The Life-Save project aimed to turn cars with conventional combustion engines into hybrid vehicles, running at least partly on solar energy.
One vehicle equipped with the experimental technology caught fire last Friday, seriously injuring the two people who were on board.
Maria Vittoria Prati, a researcher at Italy’s National Council of Research (CNR), died of complications from third-degree burns on Monday.
The other occupant, research apprentice Fulvio Filace, died overnight, a spokesperson for the Cardarelli hospital in Naples said on Thursday.
Both Prati and Filace were hospitalised “in very serious conditions” but there was more hope of saving Filace “given his younger age,” the spokesperson, Pietro Rinaldi, said.

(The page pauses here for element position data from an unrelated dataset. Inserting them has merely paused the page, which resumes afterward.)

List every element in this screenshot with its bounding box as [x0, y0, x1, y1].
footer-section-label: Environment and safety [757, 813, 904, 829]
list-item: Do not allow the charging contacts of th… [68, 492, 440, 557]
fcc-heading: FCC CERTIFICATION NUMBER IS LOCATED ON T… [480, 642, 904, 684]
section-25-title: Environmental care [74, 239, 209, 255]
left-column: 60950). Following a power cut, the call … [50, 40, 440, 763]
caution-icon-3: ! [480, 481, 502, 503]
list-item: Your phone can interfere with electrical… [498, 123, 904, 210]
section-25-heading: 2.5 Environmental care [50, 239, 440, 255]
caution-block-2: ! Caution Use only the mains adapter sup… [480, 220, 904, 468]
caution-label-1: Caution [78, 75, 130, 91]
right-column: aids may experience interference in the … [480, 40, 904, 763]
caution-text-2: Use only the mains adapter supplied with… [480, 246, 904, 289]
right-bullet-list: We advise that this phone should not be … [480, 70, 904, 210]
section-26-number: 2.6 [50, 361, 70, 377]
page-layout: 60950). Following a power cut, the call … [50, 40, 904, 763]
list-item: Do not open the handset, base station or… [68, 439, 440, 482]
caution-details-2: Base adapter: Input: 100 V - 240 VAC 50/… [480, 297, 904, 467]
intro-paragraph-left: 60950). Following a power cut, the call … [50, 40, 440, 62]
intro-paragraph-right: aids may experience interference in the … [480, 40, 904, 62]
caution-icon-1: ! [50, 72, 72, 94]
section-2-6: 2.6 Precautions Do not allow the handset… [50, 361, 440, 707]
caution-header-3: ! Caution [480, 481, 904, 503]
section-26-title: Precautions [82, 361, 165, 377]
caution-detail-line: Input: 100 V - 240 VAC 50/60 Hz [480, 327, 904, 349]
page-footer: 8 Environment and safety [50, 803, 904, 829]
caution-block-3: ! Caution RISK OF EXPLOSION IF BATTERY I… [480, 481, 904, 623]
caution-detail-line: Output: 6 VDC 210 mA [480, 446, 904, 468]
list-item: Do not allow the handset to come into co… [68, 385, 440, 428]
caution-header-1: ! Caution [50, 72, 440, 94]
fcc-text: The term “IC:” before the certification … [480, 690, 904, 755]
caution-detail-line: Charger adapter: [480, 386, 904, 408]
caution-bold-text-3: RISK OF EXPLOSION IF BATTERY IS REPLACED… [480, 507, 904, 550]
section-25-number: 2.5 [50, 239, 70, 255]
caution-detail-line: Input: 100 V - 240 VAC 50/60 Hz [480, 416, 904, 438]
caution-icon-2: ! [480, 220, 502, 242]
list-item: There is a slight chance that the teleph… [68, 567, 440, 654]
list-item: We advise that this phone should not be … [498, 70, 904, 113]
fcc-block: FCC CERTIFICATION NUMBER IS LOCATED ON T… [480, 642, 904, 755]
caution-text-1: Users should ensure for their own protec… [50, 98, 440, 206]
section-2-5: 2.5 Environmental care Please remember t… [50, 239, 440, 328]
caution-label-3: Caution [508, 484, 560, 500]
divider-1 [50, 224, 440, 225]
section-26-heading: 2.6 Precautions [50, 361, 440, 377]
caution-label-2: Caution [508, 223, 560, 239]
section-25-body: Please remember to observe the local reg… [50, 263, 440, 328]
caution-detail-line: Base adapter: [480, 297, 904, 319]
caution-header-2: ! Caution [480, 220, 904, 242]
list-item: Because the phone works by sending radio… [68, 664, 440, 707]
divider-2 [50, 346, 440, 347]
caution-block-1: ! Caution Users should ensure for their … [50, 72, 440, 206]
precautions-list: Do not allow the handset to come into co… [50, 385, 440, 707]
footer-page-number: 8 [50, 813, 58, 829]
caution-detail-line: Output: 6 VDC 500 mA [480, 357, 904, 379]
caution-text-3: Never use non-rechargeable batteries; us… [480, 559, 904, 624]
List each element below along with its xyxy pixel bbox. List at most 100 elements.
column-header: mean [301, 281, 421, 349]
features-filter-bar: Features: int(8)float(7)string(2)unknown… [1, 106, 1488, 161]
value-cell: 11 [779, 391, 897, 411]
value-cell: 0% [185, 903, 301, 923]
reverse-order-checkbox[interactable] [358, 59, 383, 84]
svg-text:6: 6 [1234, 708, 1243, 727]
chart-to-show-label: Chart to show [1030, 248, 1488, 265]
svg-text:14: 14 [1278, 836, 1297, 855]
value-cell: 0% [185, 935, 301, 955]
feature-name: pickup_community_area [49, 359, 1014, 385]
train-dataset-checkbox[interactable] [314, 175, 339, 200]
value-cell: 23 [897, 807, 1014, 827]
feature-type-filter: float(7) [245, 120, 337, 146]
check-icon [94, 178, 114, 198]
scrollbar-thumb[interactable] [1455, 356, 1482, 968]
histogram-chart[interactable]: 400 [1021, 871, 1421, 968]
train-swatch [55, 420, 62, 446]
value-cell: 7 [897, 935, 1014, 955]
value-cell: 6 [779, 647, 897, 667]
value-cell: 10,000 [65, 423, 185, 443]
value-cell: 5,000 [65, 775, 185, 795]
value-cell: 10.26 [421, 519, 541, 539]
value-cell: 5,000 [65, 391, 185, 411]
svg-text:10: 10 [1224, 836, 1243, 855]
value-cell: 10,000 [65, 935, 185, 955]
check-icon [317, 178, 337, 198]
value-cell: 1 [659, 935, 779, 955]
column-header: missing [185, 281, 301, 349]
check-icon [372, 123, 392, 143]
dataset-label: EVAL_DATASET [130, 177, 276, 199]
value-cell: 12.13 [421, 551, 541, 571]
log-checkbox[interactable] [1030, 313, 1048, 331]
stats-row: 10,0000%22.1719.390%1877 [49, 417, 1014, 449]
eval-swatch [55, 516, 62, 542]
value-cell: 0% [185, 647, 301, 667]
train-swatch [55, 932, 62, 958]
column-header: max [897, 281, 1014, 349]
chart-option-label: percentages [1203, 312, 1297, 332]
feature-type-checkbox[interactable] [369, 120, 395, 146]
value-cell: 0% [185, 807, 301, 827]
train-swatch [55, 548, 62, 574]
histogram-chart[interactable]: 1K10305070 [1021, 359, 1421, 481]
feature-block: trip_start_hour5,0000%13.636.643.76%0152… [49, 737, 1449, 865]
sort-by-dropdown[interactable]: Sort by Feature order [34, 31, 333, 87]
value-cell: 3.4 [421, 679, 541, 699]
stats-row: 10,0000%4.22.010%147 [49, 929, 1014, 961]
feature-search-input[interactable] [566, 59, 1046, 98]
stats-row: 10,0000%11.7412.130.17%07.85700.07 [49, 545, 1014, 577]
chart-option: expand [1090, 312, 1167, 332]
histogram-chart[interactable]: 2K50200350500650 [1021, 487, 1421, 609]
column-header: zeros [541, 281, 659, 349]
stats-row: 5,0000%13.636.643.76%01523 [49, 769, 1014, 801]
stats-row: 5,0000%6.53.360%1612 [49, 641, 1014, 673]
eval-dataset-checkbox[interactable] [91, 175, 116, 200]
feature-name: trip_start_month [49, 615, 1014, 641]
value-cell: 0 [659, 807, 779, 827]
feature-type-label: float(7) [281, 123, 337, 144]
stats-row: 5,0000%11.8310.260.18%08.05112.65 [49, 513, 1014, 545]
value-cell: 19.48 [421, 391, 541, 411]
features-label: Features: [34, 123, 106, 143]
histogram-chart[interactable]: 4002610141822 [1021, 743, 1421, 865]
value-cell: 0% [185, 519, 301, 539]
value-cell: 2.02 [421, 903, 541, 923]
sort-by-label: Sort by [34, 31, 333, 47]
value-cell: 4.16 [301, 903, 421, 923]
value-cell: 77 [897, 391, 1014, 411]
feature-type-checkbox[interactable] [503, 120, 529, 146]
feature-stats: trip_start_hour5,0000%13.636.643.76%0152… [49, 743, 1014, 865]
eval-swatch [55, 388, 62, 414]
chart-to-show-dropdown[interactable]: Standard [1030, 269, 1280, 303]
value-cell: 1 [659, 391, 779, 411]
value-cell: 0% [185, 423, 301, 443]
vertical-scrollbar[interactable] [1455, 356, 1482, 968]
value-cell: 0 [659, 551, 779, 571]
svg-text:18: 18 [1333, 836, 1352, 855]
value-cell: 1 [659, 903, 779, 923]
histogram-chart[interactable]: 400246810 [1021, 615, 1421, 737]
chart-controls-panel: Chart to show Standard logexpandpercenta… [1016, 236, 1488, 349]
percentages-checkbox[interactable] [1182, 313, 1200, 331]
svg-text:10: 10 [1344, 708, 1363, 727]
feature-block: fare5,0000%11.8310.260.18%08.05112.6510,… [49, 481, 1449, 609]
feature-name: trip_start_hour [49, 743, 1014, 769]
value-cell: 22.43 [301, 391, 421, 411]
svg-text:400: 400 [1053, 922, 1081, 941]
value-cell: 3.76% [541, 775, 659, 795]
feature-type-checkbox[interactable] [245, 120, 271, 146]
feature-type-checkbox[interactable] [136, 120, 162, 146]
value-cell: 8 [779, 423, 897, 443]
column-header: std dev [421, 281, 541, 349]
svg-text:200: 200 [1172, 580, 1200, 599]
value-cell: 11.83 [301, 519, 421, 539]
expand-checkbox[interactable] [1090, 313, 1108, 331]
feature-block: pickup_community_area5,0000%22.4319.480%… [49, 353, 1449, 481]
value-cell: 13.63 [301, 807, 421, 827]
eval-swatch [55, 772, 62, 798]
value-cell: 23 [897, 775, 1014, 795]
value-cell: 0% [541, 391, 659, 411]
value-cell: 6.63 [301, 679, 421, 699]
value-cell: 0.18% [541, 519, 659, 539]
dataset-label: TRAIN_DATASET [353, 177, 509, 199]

“But it was not enough,” he added.
Naples prosecutors are trying to find out what caused the explosion, but their investigation is for the moment not targeting any specific suspect, ANSA said.
Expressing “great shock and sorrow” for the deaths, the CNR said on Thursday it had started an internal audit and was cooperating with the investigations.
Earlier this week, the CNR paid tribute to Prati as “a brilliant researcher” and “an authority in the field of the study of emissions and the use of alternative fuels.”
eProInn, a spin-off of the University of Salerno in southern Italy that had a lead role in the Life-Save project, was working on retro-fitting conventional cars with solar-hybrid powertrains.
Its patented idea was to equip regular production cars with additional electric motors, charged by a battery and solar panels fitted on the roof and the bonnet.